De-extinction of the woolly mammoth takes a major step forwards: Scientists reconstruct the chromosomes of a 52,000-year-old creature – and it could allow them to resurrect the lost species
Experts are one step closer to bringing the woolly mammoth back to life thanks to the first-ever 3D reconstruction of chromosomes collected from ancient skin.
About 52,000 years ago, a woolly mammoth was freeze-dried by weather conditions shortly after its death, leaving its DNA in a glassy state.
The exceptionally well-preserved specimen was unearthed in northeastern Siberia in 2018, allowing a team of international scientists to analyze the skin tissue.
Now they have successfully managed to make a detailed reconstruction of the extinct species’ chromosomes: thread-like structures made up of DNA.
It’s the first time scientists have been able to do this with such an old sample.
Experts are one step closer to bringing the woolly mammoth back to life thanks to the first-ever 3D reconstruction of chromosomes collected from ancient skin
About 52,000 years ago, a woolly mammoth was freeze-dried by the weather shortly after it died, preserving its DNA in a glassy state. The unusually well-preserved specimen was unearthed in northeastern Siberia in 2018, allowing a team of international scientists to analyze its skin tissue
And they said it could boost efforts to ‘eradicate’ the woolly mammoth, as its DNA could be compared to that of modern elephants.
Currently, a company called Colossal Biosciences is leading the effort to bring the woolly mammoth back to life.
Their strategy is to take the genome of an Asian elephant and make a lot of small changes to the DNA.
An Asian elephant then carries the young to term, producing an elephant with many of the adaptations woolly mammoths need to thrive in the cold.
The team behind the new discovery says the genetic information preserved in this fossil is much more detailed than most ancient DNA fragments found so far.
Not only could they see which genes were present in the fossil, but also roughly which ones were active and which were ‘switched off’ – something they had never seen before.

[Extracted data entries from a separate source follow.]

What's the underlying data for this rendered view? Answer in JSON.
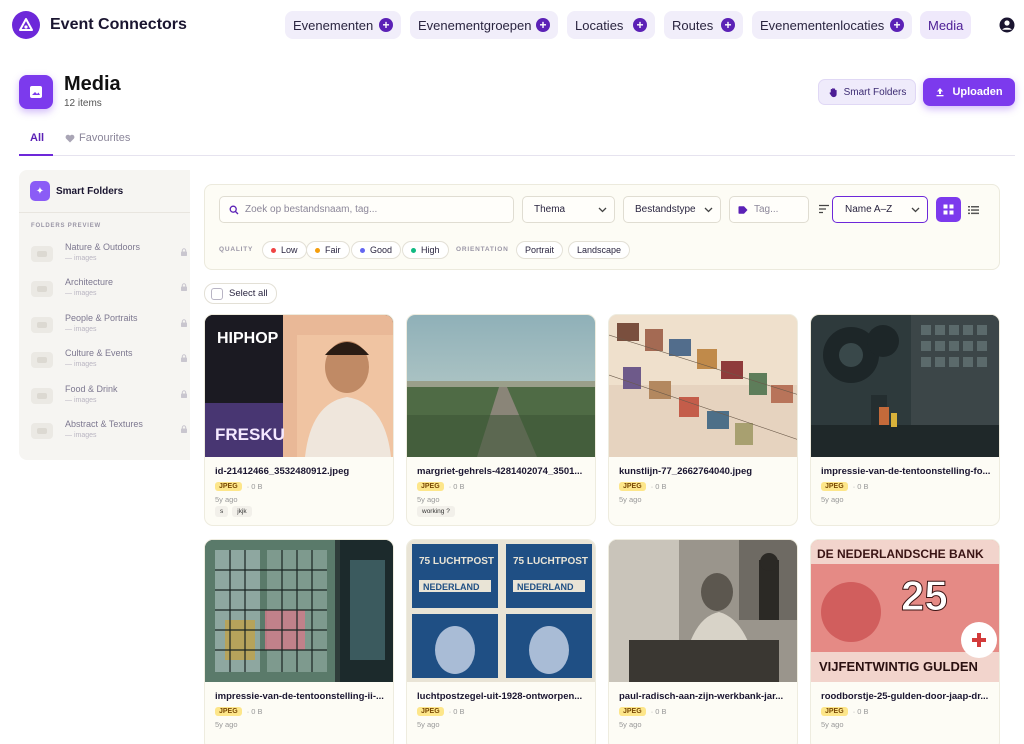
{
  "app": {
    "name": "Event Connectors"
  },
  "nav": {
    "items": [
      {
        "label": "Evenementen"
      },
      {
        "label": "Evenementgroepen"
      },
      {
        "label": "Locaties"
      },
      {
        "label": "Routes"
      },
      {
        "label": "Evenementenlocaties"
      }
    ],
    "active": "Media"
  },
  "header": {
    "title": "Media",
    "count": "12 items",
    "smart_folders_button": "Smart Folders",
    "upload_button": "Uploaden"
  },
  "tabs": {
    "all": "All",
    "favourites": "Favourites"
  },
  "sidebar": {
    "title": "Smart Folders",
    "preview_label": "FOLDERS PREVIEW",
    "folders": [
      {
        "name": "Nature & Outdoors",
        "sub": "— images"
      },
      {
        "name": "Architecture",
        "sub": "— images"
      },
      {
        "name": "People & Portraits",
        "sub": "— images"
      },
      {
        "name": "Culture & Events",
        "sub": "— images"
      },
      {
        "name": "Food & Drink",
        "sub": "— images"
      },
      {
        "name": "Abstract & Textures",
        "sub": "— images"
      }
    ]
  },
  "filters": {
    "search_placeholder": "Zoek op bestandsnaam, tag...",
    "theme": "Thema",
    "filetype": "Bestandstype",
    "tag_placeholder": "Tag...",
    "sort": "Name A–Z",
    "quality_label": "QUALITY",
    "quality": [
      {
        "label": "Low",
        "color": "#ef4444"
      },
      {
        "label": "Fair",
        "color": "#f59e0b"
      },
      {
        "label": "Good",
        "color": "#6366f1"
      },
      {
        "label": "High",
        "color": "#10b981"
      }
    ],
    "orientation_label": "ORIENTATION",
    "orientation": [
      "Portrait",
      "Landscape"
    ]
  },
  "select_all": "Select all",
  "cards": [
    {
      "name": "id-21412466_3532480912.jpeg",
      "type": "JPEG",
      "size": "· 0 B",
      "age": "5y ago",
      "tags": [
        "s",
        "jkjk"
      ]
    },
    {
      "name": "margriet-gehrels-4281402074_3501...",
      "type": "JPEG",
      "size": "· 0 B",
      "age": "5y ago",
      "tags": [
        "working ?"
      ]
    },
    {
      "name": "kunstlijn-77_2662764040.jpeg",
      "type": "JPEG",
      "size": "· 0 B",
      "age": "5y ago",
      "tags": []
    },
    {
      "name": "impressie-van-de-tentoonstelling-fo...",
      "type": "JPEG",
      "size": "· 0 B",
      "age": "5y ago",
      "tags": []
    },
    {
      "name": "impressie-van-de-tentoonstelling-ii-...",
      "type": "JPEG",
      "size": "· 0 B",
      "age": "5y ago",
      "tags": []
    },
    {
      "name": "luchtpostzegel-uit-1928-ontworpen...",
      "type": "JPEG",
      "size": "· 0 B",
      "age": "5y ago",
      "tags": []
    },
    {
      "name": "paul-radisch-aan-zijn-werkbank-jar...",
      "type": "JPEG",
      "size": "· 0 B",
      "age": "5y ago",
      "tags": []
    },
    {
      "name": "roodborstje-25-gulden-door-jaap-dr...",
      "type": "JPEG",
      "size": "· 0 B",
      "age": "5y ago",
      "tags": []
    }
  ],
  "image_text": {
    "hiphop_top": "HIPHOP",
    "hiphop_bottom": "FRESKU",
    "stamp_top": "75 LUCHTPOST",
    "stamp_name": "NEDERLAND",
    "banknote_top": "DE NEDERLANDSCHE BANK",
    "banknote_value": "25",
    "banknote_bottom": "VIJFENTWINTIG GULDEN"
  },
  "colors": {
    "accent": "#7c3aed",
    "accent_dark": "#5b21b6",
    "badge": "#fde68a"
  }
}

According to Erez Lieberman Aiden, one of the study’s authors from Baylor College of Medicine in Texas, this will help efforts to eradicate the mammoth by giving scientists insight into which genes and sequences they need to “edit” in an elephant’s genome to turn it into something resembling the extinct species.
“Like DNA, whole chromosomes were thought to be fragile objects that could not survive long outside a living organism,” he said.
The research could boost efforts to ‘drive the woolly mammoth to extinction’ by comparing it to the DNA of modern elephants
The team behind the new discovery say the genetic information preserved in this fossil is much more detailed than most ancient DNA fragments that have been found. They could not only see the genes that were present in the fossil, but also roughly which ones were active and which were ‘switched off’ – something they had never seen before
‘But under the right conditions, chromosomes can indeed survive for a very long time.
‘And this surprise makes many things possible, like assembling extinct genomes, or looking at the tissue of a woolly mammoth and seeing which genes are on and which are off, or studying the loops of DNA that turn genes on and off.
“The overall plan for de-extinction is to use the knowledge we have gained from DNA sequencing about the mammoth to evolve an elephant-like life form that resembles the mammoth in important ways.”
Although versions of this plan have been around for some time, large gaps in knowledge about the woolly mammoth genome have been a “potential spanner in the works,” for example regarding the number of chromosome pairs.
“The good news for de-extinction is that we don’t have to worry about a huge amount of potential problems because the overall genome structure of the two species is quite similar,” Dr Aiden said.
So it really does look like local edits [to DNA] could take us very far.’
“The good news for de-extinction is that we don’t have to worry about whole sets of potential wrenches because the overall genome structure of the two species is quite similar,” said Dr Aiden
According to him, their discovery also helps determine exactly what processes are needed to turn an Asian elephant into a mammoth.
“For example, we can now look at the skin of a woolly mammoth and using these fossil chromosomes we can see for the first time which genes were active in the skin of a woolly mammoth and were not active in the skin of an elephant, and vice versa,” he added.
‘Now we can better understand which genes and sequences we need to target to make an elephant woolly, and which sequences are less important for that trait.’
Although the method used in this study is based on exceptionally well-preserved fossils, the researchers are optimistic that it can also be used to study other ancient DNA specimens, such as Egyptian mummies.
Other authors include researchers from the University of Copenhagen, the Centre Nacional d’Anàlisi Genòmica and the Centre for Genomic Regulation in Spain.
The findings were published in the journal Cell.